2. Rechtsberatung einholen

Wenn Sie von einem Geburtsfehler betroffen sind, sollten Sie so schnell wie möglich die Beratung eines Anwalts für Medizinrecht in Anspruch nehmen. Bei den Schadensersatzansprüchen nach Geburtsschäden handelt es sich um die mitunter höchsten Schadensersatzzahlungen, die im deutschen Recht vorgesehen sind. Zusätzlich zu dem unmittelbar entstandenen Schaden während der Geburt sind Mutter und Kind meist für den Rest ihres Lebens von den Folgen betroffen. Auch die Kosten für die Pflege, die Medikamente und notwendige Therapien fallen möglicherweise unter die Schadensersatzzahlungen, ebenso wie ein Umbau von Haus und Kraftfahrzeug, falls es zu einer körperlichen Behinderung kommt. Kann ein Elternteil aufgrund des hohen Pflegebedarfs keiner Tätigkeit mehr nach gehen, ist auch der Verdienstausfall durch die Schadensersatzzahlungen abgedeckt. Aber: Nur mithilfe eines Rechtsanwalts für Medizinrecht haben Sie die Möglichkeit, diese Ansprüche durchzusetzen. Ein Fachanwalt für Medizinrecht kann Ihnen nicht nur mitteilen, ob tatsächlich ein Behandlungsfehler zum Geburtsschaden geführt hat, sondern informiert Sie auch über die mögliche Höhe von Schmerzensgeld und Schadensersatz.
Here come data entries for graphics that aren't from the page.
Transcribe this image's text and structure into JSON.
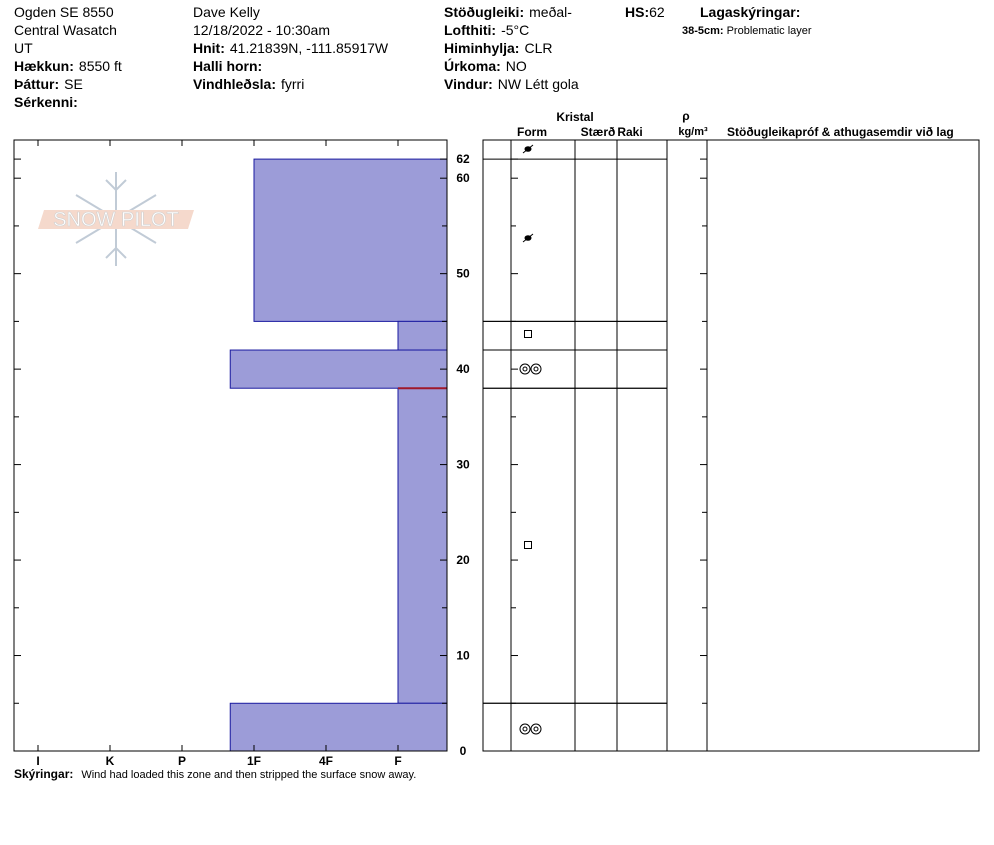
{
  "header": {
    "site": "Ogden SE 8550",
    "range": "Central Wasatch",
    "state": "UT",
    "elevation": {
      "label": "Hækkun:",
      "value": "8550 ft"
    },
    "aspect": {
      "label": "Þáttur:",
      "value": "SE"
    },
    "features": {
      "label": "Sérkenni:"
    },
    "observer": "Dave Kelly",
    "datetime": "12/18/2022 - 10:30am",
    "coords": {
      "label": "Hnit:",
      "value": "41.21839N, -111.85917W"
    },
    "slope": {
      "label": "Halli horn:"
    },
    "wind_loading": {
      "label": "Vindhleðsla:",
      "value": "fyrri"
    },
    "stability": {
      "label": "Stöðugleiki:",
      "value": "meðal-"
    },
    "air_temp": {
      "label": "Lofthiti:",
      "value": "-5°C"
    },
    "sky": {
      "label": "Himinhylja:",
      "value": "CLR"
    },
    "precip": {
      "label": "Úrkoma:",
      "value": "NO"
    },
    "wind": {
      "label": "Vindur:",
      "value": "NW Létt gola"
    },
    "hs": {
      "label": "HS:",
      "value": 62
    },
    "layer_notes_title": "Lagaskýringar:"
  },
  "problematic_layer": {
    "label": "38-5cm:",
    "text": "Problematic layer",
    "top": 38,
    "bottom": 5
  },
  "watermark": "SNOW PILOT",
  "depth_range": [
    0,
    64
  ],
  "depth_ticks": [
    0,
    10,
    20,
    30,
    40,
    50,
    60,
    62
  ],
  "minor_depth_ticks": [
    5,
    15,
    25,
    35,
    45,
    55
  ],
  "hardness_ticks": [
    {
      "value": 6,
      "label": "I"
    },
    {
      "value": 5,
      "label": "K"
    },
    {
      "value": 4,
      "label": "P"
    },
    {
      "value": 3,
      "label": "1F"
    },
    {
      "value": 2,
      "label": "4F"
    },
    {
      "value": 1,
      "label": "F"
    }
  ],
  "layers": [
    {
      "top": 62,
      "bottom": 45,
      "hardness": 3
    },
    {
      "top": 45,
      "bottom": 42,
      "hardness": 1
    },
    {
      "top": 42,
      "bottom": 38,
      "hardness": 3.33
    },
    {
      "top": 38,
      "bottom": 5,
      "hardness": 1
    },
    {
      "top": 5,
      "bottom": 0,
      "hardness": 3.33
    }
  ],
  "table_headers": {
    "crystal": "Kristal",
    "form": "Form",
    "size": "Stærð",
    "moisture": "Raki",
    "density_symbol": "ρ",
    "density_unit": "kg/m³",
    "comments": "Stöðugleikapróf & athugasemdir við lag"
  },
  "notes": {
    "label": "Skýringar:",
    "text": "Wind had loaded this zone and then stripped the surface snow away."
  }
}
Zudem begleitet er Sie während des gesamten Prozesses mit seiner Expertise.

3. Keine Strafanzeige stellen

Nach einem Geburtsfehler ist die Wut groß. Man möchte die Verantwortlichen bestrafen – und da liegt eine Strafanzeige gegen das medizinische Personal auf der Hand. In den meisten Fällen ist dies jedoch keine sinnvolle Idee, da es nach einem Geburtsfehler weniger darum gehen sollte, das Personal in die Verantwortung zu nehmen, als darum, das restliche Leben von Mutter und Kind abzusichern. Schmerzensgeld und Schadensersatz können nur im Rahmen eines zivilrechtlichen Verfahrens erstritten werden. Wenn Sie sich dazu entschließen, Strafanzeige gegen das medizinische Personal zu stellen, wird das Zivilverfahren hinten angestellt, sodass es einige Jahre länger dauern kann, ehe Sie eine Entschädigungszahlung erhalten.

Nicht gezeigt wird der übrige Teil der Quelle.